“Where are we going?” she asked, mildly panicking. “Not my father’s house?”
Did she think I would give her up after all that? After anything?
“I have a place that’s not too far from him,” I said. “I’ve been getting it ready. The beach house can be used for weekend getaways. This will be more of a home.”
She smiled and relaxed. “Home,” she sighed. “I like the sound of that.”
Leaning back against the headrest, she was half asleep by the time we pulled up the long, winding drive. She only nestled into my arms as I carried her inside and upstairs to my bedroom, soon to be ours. No more separate rooms. We were starting fresh.

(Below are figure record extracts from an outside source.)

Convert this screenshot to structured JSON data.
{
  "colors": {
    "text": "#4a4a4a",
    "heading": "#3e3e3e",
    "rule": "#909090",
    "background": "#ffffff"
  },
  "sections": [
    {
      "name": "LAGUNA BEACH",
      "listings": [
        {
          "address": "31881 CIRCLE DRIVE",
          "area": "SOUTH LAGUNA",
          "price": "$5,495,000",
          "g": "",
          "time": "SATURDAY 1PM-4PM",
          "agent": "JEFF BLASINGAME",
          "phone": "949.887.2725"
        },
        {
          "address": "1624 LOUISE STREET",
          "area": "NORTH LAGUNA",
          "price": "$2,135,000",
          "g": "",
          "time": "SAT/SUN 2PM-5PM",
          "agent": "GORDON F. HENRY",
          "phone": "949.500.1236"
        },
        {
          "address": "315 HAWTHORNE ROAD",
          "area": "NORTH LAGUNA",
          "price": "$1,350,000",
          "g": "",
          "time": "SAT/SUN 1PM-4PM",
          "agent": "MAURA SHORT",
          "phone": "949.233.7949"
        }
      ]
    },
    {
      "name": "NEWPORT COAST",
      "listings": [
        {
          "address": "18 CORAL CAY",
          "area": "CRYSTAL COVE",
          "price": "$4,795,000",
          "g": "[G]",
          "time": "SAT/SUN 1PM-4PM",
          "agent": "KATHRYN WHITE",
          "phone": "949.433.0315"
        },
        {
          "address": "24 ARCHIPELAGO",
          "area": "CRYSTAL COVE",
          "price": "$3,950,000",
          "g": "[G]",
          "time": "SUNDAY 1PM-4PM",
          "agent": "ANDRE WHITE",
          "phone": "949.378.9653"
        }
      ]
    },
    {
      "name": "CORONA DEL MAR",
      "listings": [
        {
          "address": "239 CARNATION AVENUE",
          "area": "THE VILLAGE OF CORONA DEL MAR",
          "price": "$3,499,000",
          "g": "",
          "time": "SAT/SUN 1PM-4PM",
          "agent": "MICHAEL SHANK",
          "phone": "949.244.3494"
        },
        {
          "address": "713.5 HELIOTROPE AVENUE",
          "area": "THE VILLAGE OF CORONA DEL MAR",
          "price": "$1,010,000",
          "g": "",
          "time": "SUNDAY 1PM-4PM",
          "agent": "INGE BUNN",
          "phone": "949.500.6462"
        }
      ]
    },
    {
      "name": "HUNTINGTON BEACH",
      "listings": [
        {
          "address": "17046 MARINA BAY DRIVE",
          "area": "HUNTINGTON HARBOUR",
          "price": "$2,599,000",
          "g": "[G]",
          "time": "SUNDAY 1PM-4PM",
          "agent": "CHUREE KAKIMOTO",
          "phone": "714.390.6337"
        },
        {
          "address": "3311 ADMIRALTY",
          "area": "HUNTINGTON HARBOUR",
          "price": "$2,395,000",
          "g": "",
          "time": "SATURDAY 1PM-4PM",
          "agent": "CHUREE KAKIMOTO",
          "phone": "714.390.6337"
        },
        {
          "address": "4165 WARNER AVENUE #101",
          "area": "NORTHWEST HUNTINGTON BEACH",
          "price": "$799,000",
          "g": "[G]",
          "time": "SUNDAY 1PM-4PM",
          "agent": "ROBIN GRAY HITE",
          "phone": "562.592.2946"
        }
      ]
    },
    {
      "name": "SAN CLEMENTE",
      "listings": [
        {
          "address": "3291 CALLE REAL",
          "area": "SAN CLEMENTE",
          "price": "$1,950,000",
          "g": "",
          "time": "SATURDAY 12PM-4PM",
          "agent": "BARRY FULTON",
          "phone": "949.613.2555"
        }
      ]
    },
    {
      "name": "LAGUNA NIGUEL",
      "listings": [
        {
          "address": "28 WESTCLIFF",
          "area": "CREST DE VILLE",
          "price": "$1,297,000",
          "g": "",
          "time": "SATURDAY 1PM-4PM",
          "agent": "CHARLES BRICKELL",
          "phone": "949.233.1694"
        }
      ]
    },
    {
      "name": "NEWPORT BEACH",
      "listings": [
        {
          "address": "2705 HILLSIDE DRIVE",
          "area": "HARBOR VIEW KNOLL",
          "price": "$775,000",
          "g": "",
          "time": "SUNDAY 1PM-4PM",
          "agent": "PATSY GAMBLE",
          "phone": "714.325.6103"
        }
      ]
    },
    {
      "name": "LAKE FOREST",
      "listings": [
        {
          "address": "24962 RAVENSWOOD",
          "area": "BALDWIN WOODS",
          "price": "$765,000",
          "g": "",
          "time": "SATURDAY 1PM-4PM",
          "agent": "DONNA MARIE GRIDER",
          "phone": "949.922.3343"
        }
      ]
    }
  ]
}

By the time I had the covers over her, she was fast asleep, her tangled, blood-stained hair spread out beside her as she rolled into a ball on her side. Pulling up a chair, I sat within arm’s reach of her and called my private physician, who was used to late-night calls for strange emergencies. He said he’d be over right away, and I waited at Nat’s side, finding it hard to blink as I watched her chest rise and fall with each steady breath.
She had to be all right.
The doctor woke her up long enough to do an exam. It was pretty much as she thought, cuts and bruises and a mild concussion from the nasty welt on the back of her head. The doctor agreed to spend the rest of the night and went to camp out downstairs in case anything changed.
Nat looked at me from where she was propped up on a mountain of pillows, her eyelids already growing heavy again.
“You’re being silly to worry,” she said, the words barely out of her mouth before she drifted back to sleep.
“I don’t think I am,” I answered her anyway, settling down beside her to keep vigil as she slept.
I wouldn’t lose her now, not when she was back with me, where she belonged. I barely moved, perfectly content to stay glued to her side, passing the hours and making sure the love of my life stayed with me.